Nous allons analyser les nombreux points communs et aussi quelques différences, entre notre jeu et le système économique dans lequel nous vivons tous.
Des joueurs égoïstes, rationnels, égaux et soumis aux mêmes règles.
Aux fondamentaux du capitalisme se trouve le postulat de la main invisible décrite par Adam Smith : chacun recherche son propre intérêt et agit pour le maximiser, et c’est ainsi que la société dans son ensemble tendra vers plus de richesse et de bonheur. Ainsi, pour le capitalisme, l’homme est un agent égoïste et rationnel. On peut contester ces deux points, en citant d’autres motivations que l’égoïsme, comme l’altruisme, la beauté, ou l’amour, et en donnant des exemples de comportements irrationnels. Mais on est obligés de constater que le poker partage cette même idée de base. On n’imagine pas jouer au poker avec quelqu’un qui dirait “moi je recherche pas le gain, je veux avant tout faire plaisir à ceux assis à ma table”.
Poker et capitalisme ont également en commun l’idée d’agents/joueurs égaux et soumis aux mêmes règles, du moins en théorie.

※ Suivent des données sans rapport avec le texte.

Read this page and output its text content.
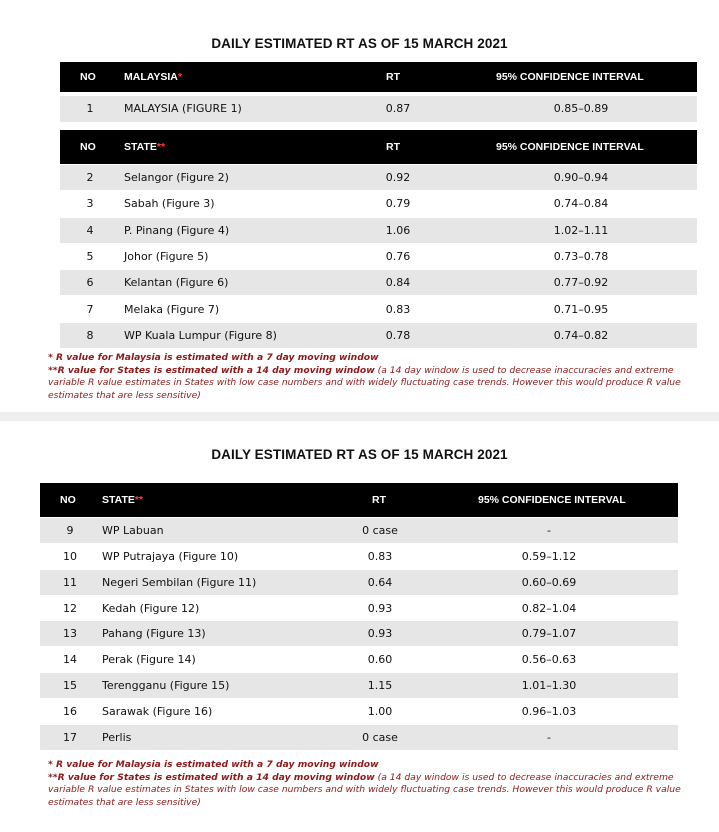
DAILY ESTIMATED RT AS OF 15 MARCH 2021
NO	MALAYSIA*	RT	95% CONFIDENCE INTERVAL
1	MALAYSIA (FIGURE 1)	0.87	0.85–0.89
NO	STATE**	RT	95% CONFIDENCE INTERVAL
2	Selangor (Figure 2)	0.92	0.90–0.94
3	Sabah (Figure 3)	0.79	0.74–0.84
4	P. Pinang (Figure 4)	1.06	1.02–1.11
5	Johor (Figure 5)	0.76	0.73–0.78
6	Kelantan (Figure 6)	0.84	0.77–0.92
7	Melaka (Figure 7)	0.83	0.71–0.95
8	WP Kuala Lumpur (Figure 8)	0.78	0.74–0.82
* R value for Malaysia is estimated with a 7 day moving window
**R value for States is estimated with a 14 day moving window (a 14 day window is used to decrease inaccuracies and extreme variable R value estimates in States with low case numbers and with widely fluctuating case trends. However this would produce R value estimates that are less sensitive)
DAILY ESTIMATED RT AS OF 15 MARCH 2021
NO	STATE**	RT	95% CONFIDENCE INTERVAL
9	WP Labuan	0 case	-
10	WP Putrajaya (Figure 10)	0.83	0.59–1.12
11	Negeri Sembilan (Figure 11)	0.64	0.60–0.69
12	Kedah (Figure 12)	0.93	0.82–1.04
13	Pahang (Figure 13)	0.93	0.79–1.07
14	Perak (Figure 14)	0.60	0.56–0.63
15	Terengganu (Figure 15)	1.15	1.01–1.30
16	Sarawak (Figure 16)	1.00	0.96–1.03
17	Perlis	0 case	-
* R value for Malaysia is estimated with a 7 day moving window
**R value for States is estimated with a 14 day moving window (a 14 day window is used to decrease inaccuracies and extreme variable R value estimates in States with low case numbers and with widely fluctuating case trends. However this would produce R value estimates that are less sensitive)
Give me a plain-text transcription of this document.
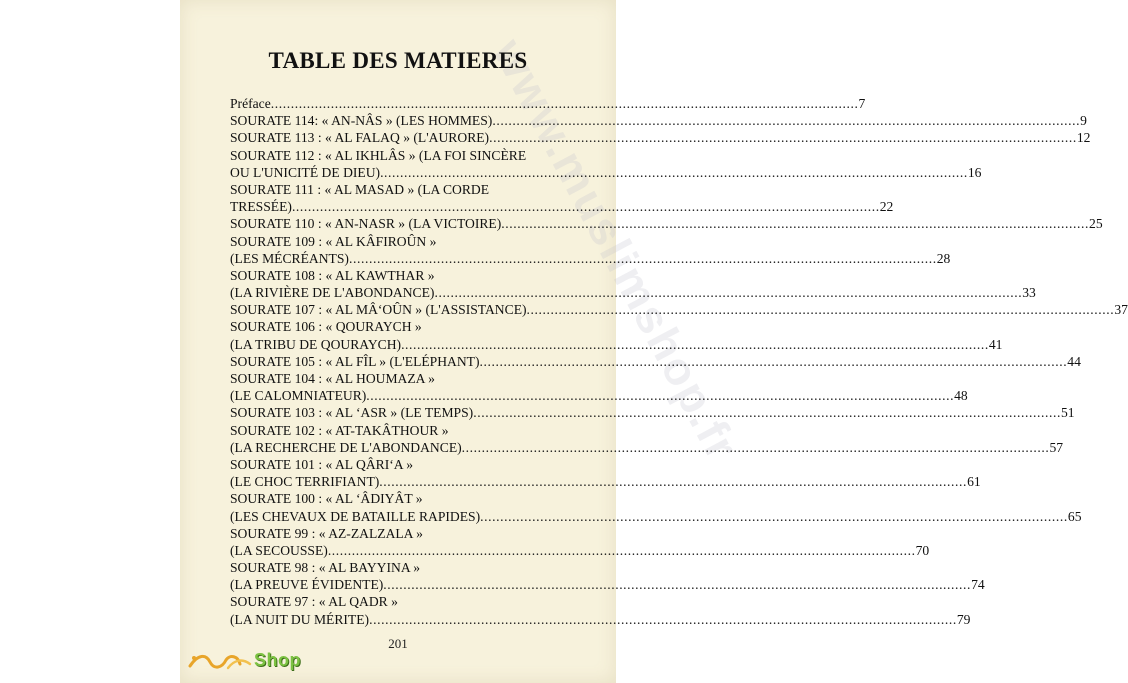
www.muslimshop.fr
TABLE DES MATIERES
Préface .....	7
SOURATE 114: « AN-NÂS » (LES HOMMES) .....	9
SOURATE 113 : « AL FALAQ » (L'AURORE) .....	12
SOURATE 112 : « AL IKHLÂS » (LA FOI SINCÈRE
OU L'UNICITÉ DE DIEU) .....	16
SOURATE 111 : « AL MASAD » (LA CORDE
TRESSÉE) .....	22
SOURATE 110 : « AN-NASR » (LA VICTOIRE) .....	25
SOURATE 109 : « AL KÂFIROÛN »
(LES MÉCRÉANTS) .....	28
SOURATE 108 : « AL KAWTHAR »
(LA RIVIÈRE DE L'ABONDANCE) .....	33
SOURATE 107 : « AL MÂ‘OÛN » (L'ASSISTANCE) .....	37
SOURATE 106 : « QOURAYCH »
(LA TRIBU DE QOURAYCH) .....	41
SOURATE 105 : « AL FÎL » (L'ELÉPHANT) .....	44
SOURATE 104 : « AL HOUMAZA »
(LE CALOMNIATEUR) .....	48
SOURATE 103 : « AL ‘ASR » (LE TEMPS) .....	51
SOURATE 102 : « AT-TAKÂTHOUR »
(LA RECHERCHE DE L'ABONDANCE) .....	57
SOURATE 101 : « AL QÂRI‘A »
(LE CHOC TERRIFIANT) .....	61
SOURATE 100 : « AL ‘ÂDIYÂT »
(LES CHEVAUX DE BATAILLE RAPIDES) .....	65
SOURATE 99 : « AZ-ZALZALA »
(LA SECOUSSE) .....	70
SOURATE 98 : « AL BAYYINA »
(LA PREUVE ÉVIDENTE) .....	74
SOURATE 97 : « AL QADR »
(LA NUIT DU MÉRITE) .....	79
201
Shop
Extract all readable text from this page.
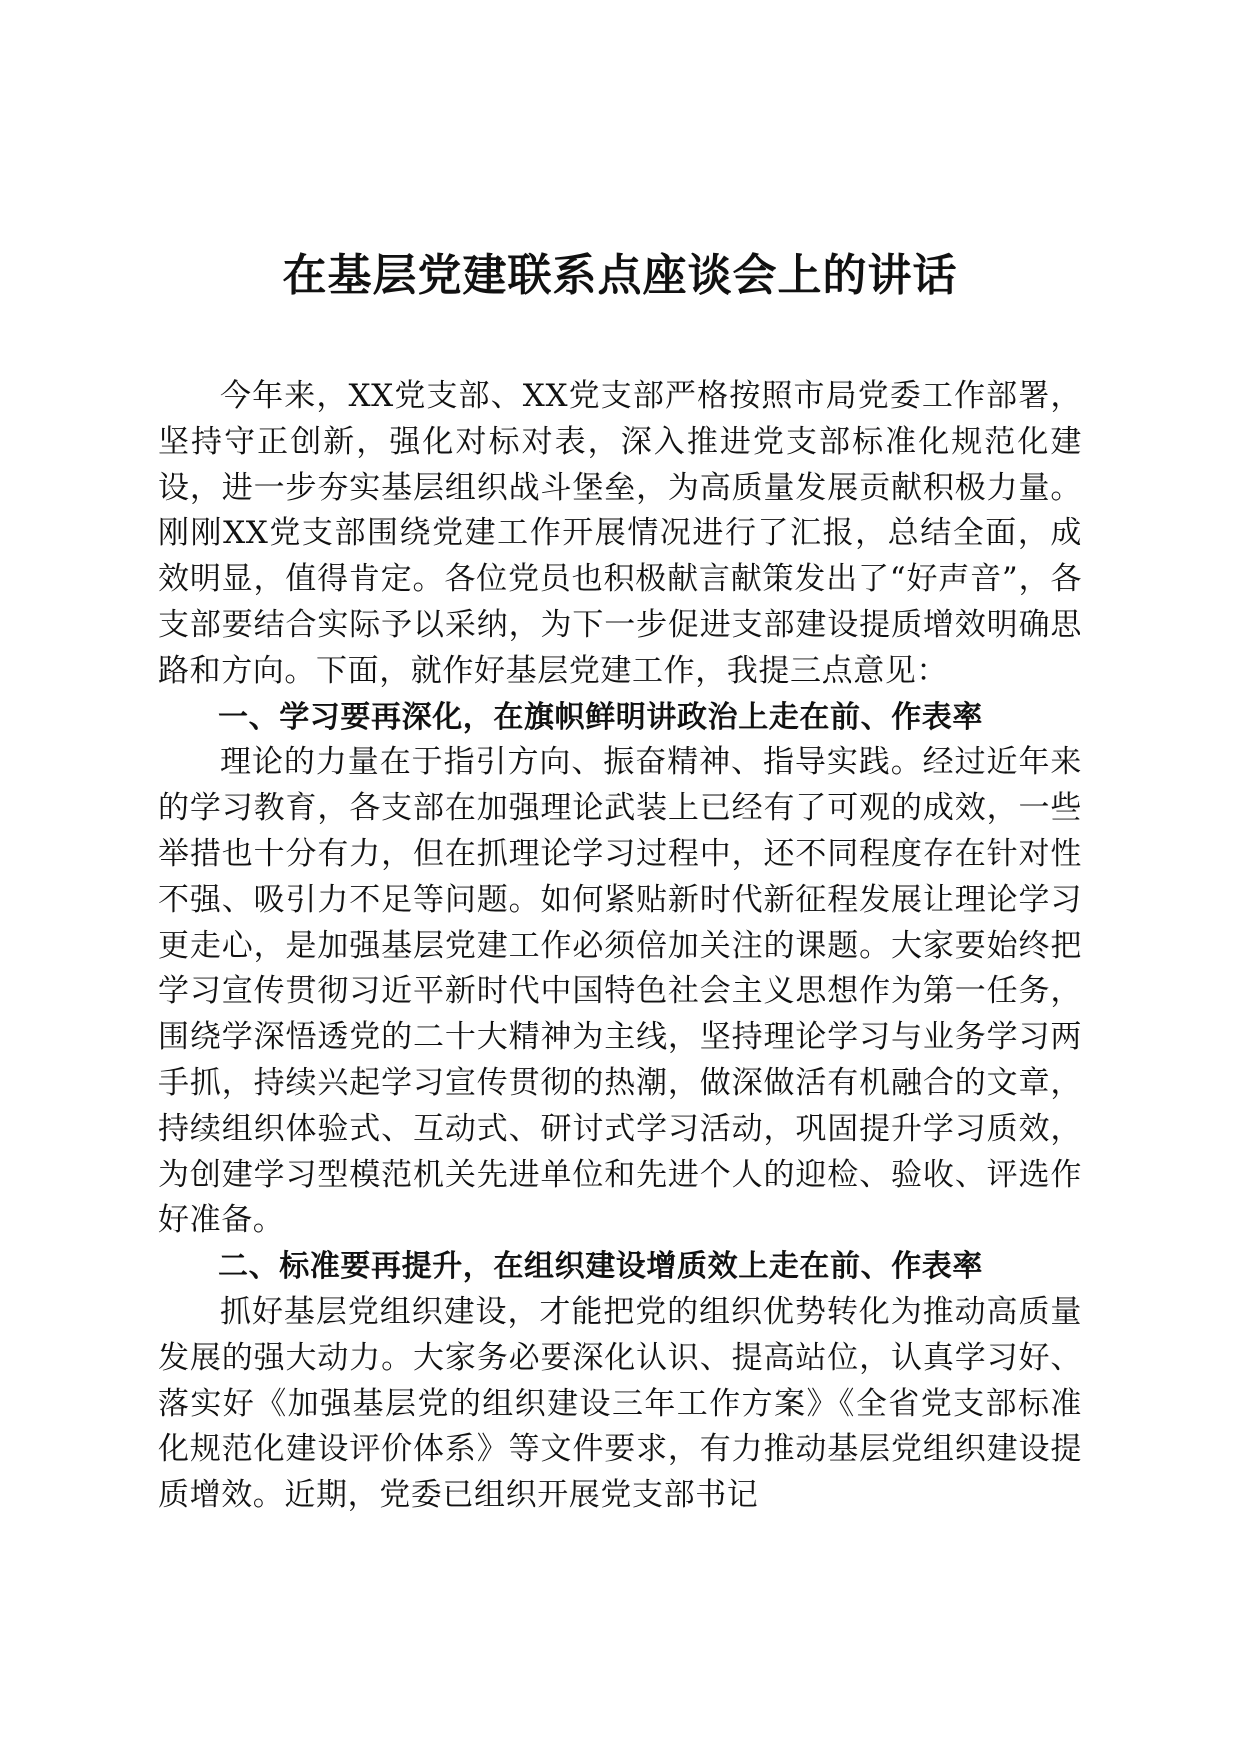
在基层党建联系点座谈会上的讲话

今年来，XX党支部、XX党支部严格按照市局党委工作部署，坚持守正创新，强化对标对表，深入推进党支部标准化规范化建设，进一步夯实基层组织战斗堡垒，为高质量发展贡献积极力量。刚刚XX党支部围绕党建工作开展情况进行了汇报，总结全面，成效明显，值得肯定。各位党员也积极献言献策发出了“好声音”，各支部要结合实际予以采纳，为下一步促进支部建设提质增效明确思路和方向。下面，就作好基层党建工作，我提三点意见：

一、学习要再深化，在旗帜鲜明讲政治上走在前、作表率

理论的力量在于指引方向、振奋精神、指导实践。经过近年来的学习教育，各支部在加强理论武装上已经有了可观的成效，一些举措也十分有力，但在抓理论学习过程中，还不同程度存在针对性不强、吸引力不足等问题。如何紧贴新时代新征程发展让理论学习更走心，是加强基层党建工作必须倍加关注的课题。大家要始终把学习宣传贯彻习近平新时代中国特色社会主义思想作为第一任务，围绕学深悟透党的二十大精神为主线，坚持理论学习与业务学习两手抓，持续兴起学习宣传贯彻的热潮，做深做活有机融合的文章，持续组织体验式、互动式、研讨式学习活动，巩固提升学习质效，为创建学习型模范机关先进单位和先进个人的迎检、验收、评选作好准备。

二、标准要再提升，在组织建设增质效上走在前、作表率

抓好基层党组织建设，才能把党的组织优势转化为推动高质量发展的强大动力。大家务必要深化认识、提高站位，认真学习好、落实好《加强基层党的组织建设三年工作方案》《全省党支部标准化规范化建设评价体系》等文件要求，有力推动基层党组织建设提质增效。近期，党委已组织开展党支部书记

Concentration des richesses.
Les riches tendent à être de plus en plus riches. Au début de l’année, deux stats ont fait la une de tous les médias : les 1% les plus riches possèdent plus que les 99% les plus pauvres. Et 62 personnes possèdent plus que la moitié de l’humanité, soit quelque 3,5 milliards d’individus. Et la tendance va vers toujours plus d’inégalités.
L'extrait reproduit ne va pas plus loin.